A second thing to try is a ‘climate time-out’.

  • Have the group take a half step back and ask of our own discussion and decision process that we are in: how much time and effort are we expending in talk about today’s weather, and how much on the climate? Different circumstances call for different mixes of course — and there are certainly crisis moments when the weather means everything, and the climate just has to get pushed off till later. The point is to make sure the decision-making group knows where it is at the moment, and assesses that it is where it wants and needs to be. You might be surprised at how often that is not the case, and how simply calling the question can work as a partial re-set.  

A third thing to try: do a thought experiment that blows up the best practice fallback. 

  • Pose the alternative hypothesis: what if our competitors and our reference groups know even less than we do, and are actually making really bad decisions right now?  What could we do to truly stand out in that context? What does our organization really stand for that is distinctive and what could we do to place that at the forefront of this difficult decision? These defining moments when collective indecision is plaguing an entire industry present valuable opportunities for organizations that are not afraid to challenge the status quo and present an alternative narrative or path forward that explains it. 

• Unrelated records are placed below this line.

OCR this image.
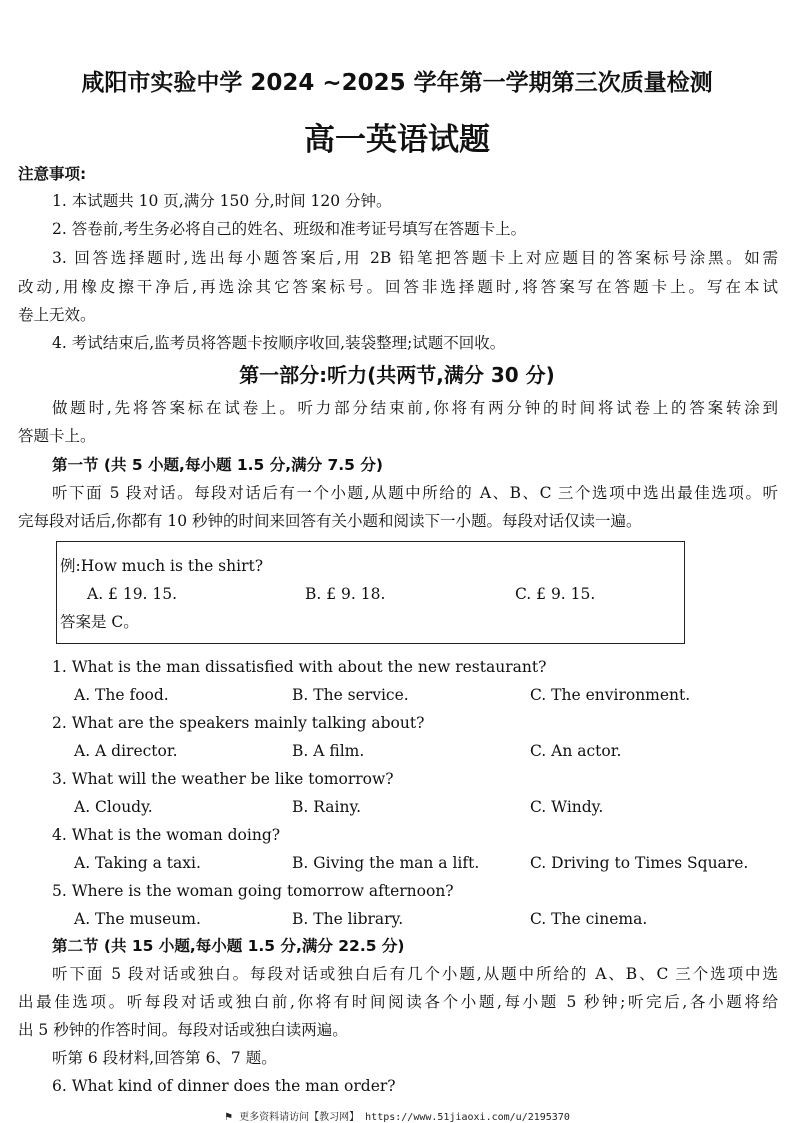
咸阳市实验中学 2024 ~2025 学年第一学期第三次质量检测
高一英语试题
注意事项:
1. 本试题共 10 页,满分 150 分,时间 120 分钟。
2. 答卷前,考生务必将自己的姓名、班级和准考证号填写在答题卡上。
3. 回答选择题时,选出每小题答案后,用 2B 铅笔把答题卡上对应题目的答案标号涂黑。如需
改动,用橡皮擦干净后,再选涂其它答案标号。回答非选择题时,将答案写在答题卡上。写在本试
卷上无效。
4. 考试结束后,监考员将答题卡按顺序收回,装袋整理;试题不回收。
第一部分:听力(共两节,满分 30 分)
做题时,先将答案标在试卷上。听力部分结束前,你将有两分钟的时间将试卷上的答案转涂到
答题卡上。
第一节 (共 5 小题,每小题 1.5 分,满分 7.5 分)
听下面 5 段对话。每段对话后有一个小题,从题中所给的 A、B、C 三个选项中选出最佳选项。听
完每段对话后,你都有 10 秒钟的时间来回答有关小题和阅读下一小题。每段对话仅读一遍。
例:How much is the shirt?
A. £ 19. 15.	B. £ 9. 18.	C. £ 9. 15.
答案是 C。
1. What is the man dissatisfied with about the new restaurant?
A. The food.	B. The service.	C. The environment.
2. What are the speakers mainly talking about?
A. A director.	B. A film.	C. An actor.
3. What will the weather be like tomorrow?
A. Cloudy.	B. Rainy.	C. Windy.
4. What is the woman doing?
A. Taking a taxi.	B. Giving the man a lift.	C. Driving to Times Square.
5. Where is the woman going tomorrow afternoon?
A. The museum.	B. The library.	C. The cinema.
第二节 (共 15 小题,每小题 1.5 分,满分 22.5 分)
听下面 5 段对话或独白。每段对话或独白后有几个小题,从题中所给的 A、B、C 三个选项中选
出最佳选项。听每段对话或独白前,你将有时间阅读各个小题,每小题 5 秒钟;听完后,各小题将给
出 5 秒钟的作答时间。每段对话或独白读两遍。
听第 6 段材料,回答第 6、7 题。
6. What kind of dinner does the man order?
⚑ 更多资料请访问【教习网】 https://www.51jiaoxi.com/u/2195370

Modest Improvements Can Make a Difference

At the end of the day, organizations are susceptible to many of the same emotional biases that hinder individuals in quality decision-making. It’s not surprising that we’ve seen these challenges show up vividly in 2022, because the landscape we’re all operating on has given us plenty of reasons to be anxious. We’ve tried here to offer a few observations about what that means and what impacts it can have on decision-making, along with some modest experiments that we think can tilt the table back in favor of better decisions. 

There’s no silver bullet here, but there’s also never been a silver bullet for the cognitive biases that are the subject of so much decision hygiene research and advice — just human-scale interventions that try to make us function a little bit better that we otherwise would. When it comes to improving decision processes, crawl before you walk before you run is a reasonable objective. As with any skill, practice will lead to gradual but meaningful improvement.